How do just the properties of linearity, $f_{\theta_1 + \theta_2}(x) = f_{\theta_1}(x) + f_{\theta_2}(x)$ and $f_{c\theta}(x) = cf_{\theta}(x)$, imply that we can write $f_{\theta}$ as a linear combination of functions of $x$ as above?

1

There are 1 best solutions below

0
On

Going off of @Andrew in the comments (thanks!), I can just write a full proof here:

Let $\theta \in \mathbb{R}^d.$ We can rewrite $\theta = \theta_1 \mathbf{e}_1 + \dots + \theta_d \mathbf{e}_d$ where $\mathbf{e}_1, \dots, \mathbf{e}_d$ is the standard basis in $\mathbb{R}^d$. Because $\mathbb{R}^d$ is closed, each $f_{\theta_i \mathbf{e}_i}(x)$ is also a function of the parameter $\theta_i \mathbf{e}_i$ for $i = 1, \dots, d$.

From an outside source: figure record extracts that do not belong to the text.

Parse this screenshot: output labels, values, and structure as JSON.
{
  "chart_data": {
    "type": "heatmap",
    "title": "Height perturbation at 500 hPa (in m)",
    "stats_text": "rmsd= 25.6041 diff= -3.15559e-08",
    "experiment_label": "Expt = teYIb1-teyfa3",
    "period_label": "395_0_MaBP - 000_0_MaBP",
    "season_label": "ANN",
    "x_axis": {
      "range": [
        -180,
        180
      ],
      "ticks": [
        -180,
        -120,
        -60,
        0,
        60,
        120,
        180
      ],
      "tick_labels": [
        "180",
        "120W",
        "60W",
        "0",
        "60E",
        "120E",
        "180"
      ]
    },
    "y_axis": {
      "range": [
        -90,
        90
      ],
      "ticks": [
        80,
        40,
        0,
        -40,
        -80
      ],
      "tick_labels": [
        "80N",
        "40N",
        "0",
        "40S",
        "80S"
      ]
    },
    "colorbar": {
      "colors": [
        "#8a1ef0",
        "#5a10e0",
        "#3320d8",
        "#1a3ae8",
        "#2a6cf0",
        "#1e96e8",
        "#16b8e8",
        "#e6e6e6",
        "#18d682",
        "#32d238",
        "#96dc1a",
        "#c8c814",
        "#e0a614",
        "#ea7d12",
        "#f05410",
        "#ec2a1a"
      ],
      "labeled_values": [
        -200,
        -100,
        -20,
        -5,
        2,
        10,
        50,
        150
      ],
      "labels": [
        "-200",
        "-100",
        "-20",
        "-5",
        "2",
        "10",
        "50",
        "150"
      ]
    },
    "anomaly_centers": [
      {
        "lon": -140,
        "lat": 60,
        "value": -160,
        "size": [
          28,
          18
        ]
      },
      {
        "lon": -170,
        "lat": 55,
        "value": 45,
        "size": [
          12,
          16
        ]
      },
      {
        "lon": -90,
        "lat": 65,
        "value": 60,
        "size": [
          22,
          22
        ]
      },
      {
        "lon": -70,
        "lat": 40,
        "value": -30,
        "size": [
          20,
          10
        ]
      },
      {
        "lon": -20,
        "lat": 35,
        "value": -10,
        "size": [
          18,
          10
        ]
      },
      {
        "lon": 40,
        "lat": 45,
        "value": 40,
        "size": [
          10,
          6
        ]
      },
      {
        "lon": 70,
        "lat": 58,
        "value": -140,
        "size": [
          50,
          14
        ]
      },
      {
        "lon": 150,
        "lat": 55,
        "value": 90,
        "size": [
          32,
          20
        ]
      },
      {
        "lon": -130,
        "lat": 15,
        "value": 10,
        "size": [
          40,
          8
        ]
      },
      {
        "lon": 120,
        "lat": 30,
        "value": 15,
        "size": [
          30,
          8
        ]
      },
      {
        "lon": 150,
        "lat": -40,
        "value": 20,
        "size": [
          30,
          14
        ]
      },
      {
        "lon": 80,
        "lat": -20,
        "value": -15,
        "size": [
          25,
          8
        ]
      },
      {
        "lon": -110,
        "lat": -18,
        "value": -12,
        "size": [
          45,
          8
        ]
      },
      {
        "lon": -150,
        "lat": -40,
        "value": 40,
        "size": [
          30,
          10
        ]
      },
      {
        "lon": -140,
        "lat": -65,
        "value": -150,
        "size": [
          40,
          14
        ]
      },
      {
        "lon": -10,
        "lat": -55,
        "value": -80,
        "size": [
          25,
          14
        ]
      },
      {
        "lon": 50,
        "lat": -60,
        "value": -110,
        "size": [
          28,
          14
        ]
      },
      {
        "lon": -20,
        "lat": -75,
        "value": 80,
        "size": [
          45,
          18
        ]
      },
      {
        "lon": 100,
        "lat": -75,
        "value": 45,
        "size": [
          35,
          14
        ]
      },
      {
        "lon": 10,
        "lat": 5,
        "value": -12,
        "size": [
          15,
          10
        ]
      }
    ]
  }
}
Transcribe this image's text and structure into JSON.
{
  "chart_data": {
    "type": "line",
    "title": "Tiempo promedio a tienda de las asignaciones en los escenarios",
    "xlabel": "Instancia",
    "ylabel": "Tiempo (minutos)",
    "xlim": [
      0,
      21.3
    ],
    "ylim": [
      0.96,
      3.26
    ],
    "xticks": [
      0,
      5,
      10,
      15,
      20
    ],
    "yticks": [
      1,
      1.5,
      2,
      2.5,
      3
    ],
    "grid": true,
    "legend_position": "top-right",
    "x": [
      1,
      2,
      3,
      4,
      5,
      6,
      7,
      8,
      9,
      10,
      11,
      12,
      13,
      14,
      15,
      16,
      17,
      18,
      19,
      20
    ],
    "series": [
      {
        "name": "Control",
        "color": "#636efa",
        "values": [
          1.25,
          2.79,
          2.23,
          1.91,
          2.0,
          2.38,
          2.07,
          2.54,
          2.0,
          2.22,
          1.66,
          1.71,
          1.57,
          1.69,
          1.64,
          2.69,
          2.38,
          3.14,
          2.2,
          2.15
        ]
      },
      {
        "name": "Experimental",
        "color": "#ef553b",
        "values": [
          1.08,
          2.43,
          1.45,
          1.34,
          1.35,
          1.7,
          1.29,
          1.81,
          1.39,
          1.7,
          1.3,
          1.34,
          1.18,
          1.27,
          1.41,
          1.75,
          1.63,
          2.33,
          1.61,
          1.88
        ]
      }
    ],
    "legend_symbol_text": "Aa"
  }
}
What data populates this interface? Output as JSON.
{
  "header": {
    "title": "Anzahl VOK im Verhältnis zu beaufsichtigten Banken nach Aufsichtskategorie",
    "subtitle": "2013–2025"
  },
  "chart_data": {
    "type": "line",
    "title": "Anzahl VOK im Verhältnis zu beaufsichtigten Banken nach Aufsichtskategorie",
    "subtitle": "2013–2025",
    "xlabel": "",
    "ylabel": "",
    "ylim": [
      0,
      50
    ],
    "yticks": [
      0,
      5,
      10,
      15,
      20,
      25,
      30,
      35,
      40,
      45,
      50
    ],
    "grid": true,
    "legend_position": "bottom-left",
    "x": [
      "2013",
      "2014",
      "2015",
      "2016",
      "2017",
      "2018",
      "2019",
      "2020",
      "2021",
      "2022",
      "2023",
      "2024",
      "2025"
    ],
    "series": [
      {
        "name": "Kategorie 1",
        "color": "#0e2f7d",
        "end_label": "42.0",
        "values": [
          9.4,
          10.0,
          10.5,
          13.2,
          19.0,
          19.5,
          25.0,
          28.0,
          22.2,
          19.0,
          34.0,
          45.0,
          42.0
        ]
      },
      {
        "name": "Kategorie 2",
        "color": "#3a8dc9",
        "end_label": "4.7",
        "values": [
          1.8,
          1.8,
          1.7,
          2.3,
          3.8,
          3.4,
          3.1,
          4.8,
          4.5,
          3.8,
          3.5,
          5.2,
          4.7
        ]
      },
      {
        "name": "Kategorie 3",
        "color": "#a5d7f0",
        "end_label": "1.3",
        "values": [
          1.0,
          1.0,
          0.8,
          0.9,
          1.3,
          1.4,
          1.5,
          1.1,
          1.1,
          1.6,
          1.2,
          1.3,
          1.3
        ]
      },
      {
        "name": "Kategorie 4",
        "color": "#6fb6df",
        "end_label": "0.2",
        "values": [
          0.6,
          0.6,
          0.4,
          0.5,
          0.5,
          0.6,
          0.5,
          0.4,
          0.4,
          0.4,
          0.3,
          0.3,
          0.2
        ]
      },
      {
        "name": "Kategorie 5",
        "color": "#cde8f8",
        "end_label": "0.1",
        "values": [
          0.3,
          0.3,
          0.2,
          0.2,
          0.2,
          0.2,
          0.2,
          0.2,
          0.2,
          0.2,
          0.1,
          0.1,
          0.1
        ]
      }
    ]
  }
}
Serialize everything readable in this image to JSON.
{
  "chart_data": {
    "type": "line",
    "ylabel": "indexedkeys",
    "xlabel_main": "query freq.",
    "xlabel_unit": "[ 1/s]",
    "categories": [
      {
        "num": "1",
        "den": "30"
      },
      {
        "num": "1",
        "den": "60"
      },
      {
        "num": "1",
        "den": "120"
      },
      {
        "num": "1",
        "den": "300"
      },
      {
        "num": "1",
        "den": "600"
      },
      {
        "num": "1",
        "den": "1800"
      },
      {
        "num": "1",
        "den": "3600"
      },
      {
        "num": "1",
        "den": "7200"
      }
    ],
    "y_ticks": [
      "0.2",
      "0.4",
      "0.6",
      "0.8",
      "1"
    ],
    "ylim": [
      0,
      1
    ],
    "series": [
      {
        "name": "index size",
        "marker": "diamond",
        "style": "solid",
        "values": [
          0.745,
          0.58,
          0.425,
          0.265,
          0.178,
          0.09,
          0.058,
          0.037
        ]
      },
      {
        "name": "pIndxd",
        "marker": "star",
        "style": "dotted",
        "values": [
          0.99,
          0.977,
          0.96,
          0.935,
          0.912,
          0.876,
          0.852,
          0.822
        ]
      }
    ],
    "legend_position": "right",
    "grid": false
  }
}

Consider any $x \in \mathcal{X}$. By linearity in $\theta$, we can write: $$ f_{\theta}(x) = f_{\theta_1 \mathbf{e}_1 + \dots,\theta_d \mathbf{e}_d}(x) = \sum_{i = 1}^d f_{\theta_i \mathbf{e}_i}(x) = \sum_{i = 1}^d \theta_i f_{\mathbf{e}_i}(x). $$ Then, choose $\phi_i(x) := f_{\mathbf{e}_i}(x)$ for $i = 1, \dots, d$ to complete the proof.

More generally, we could've used any basis of $\mathbb{R}^d$ to construct the $\phi_i(x)$, and I guess that's what leads to different "feature representations" in applications of OLS in machine learning, say.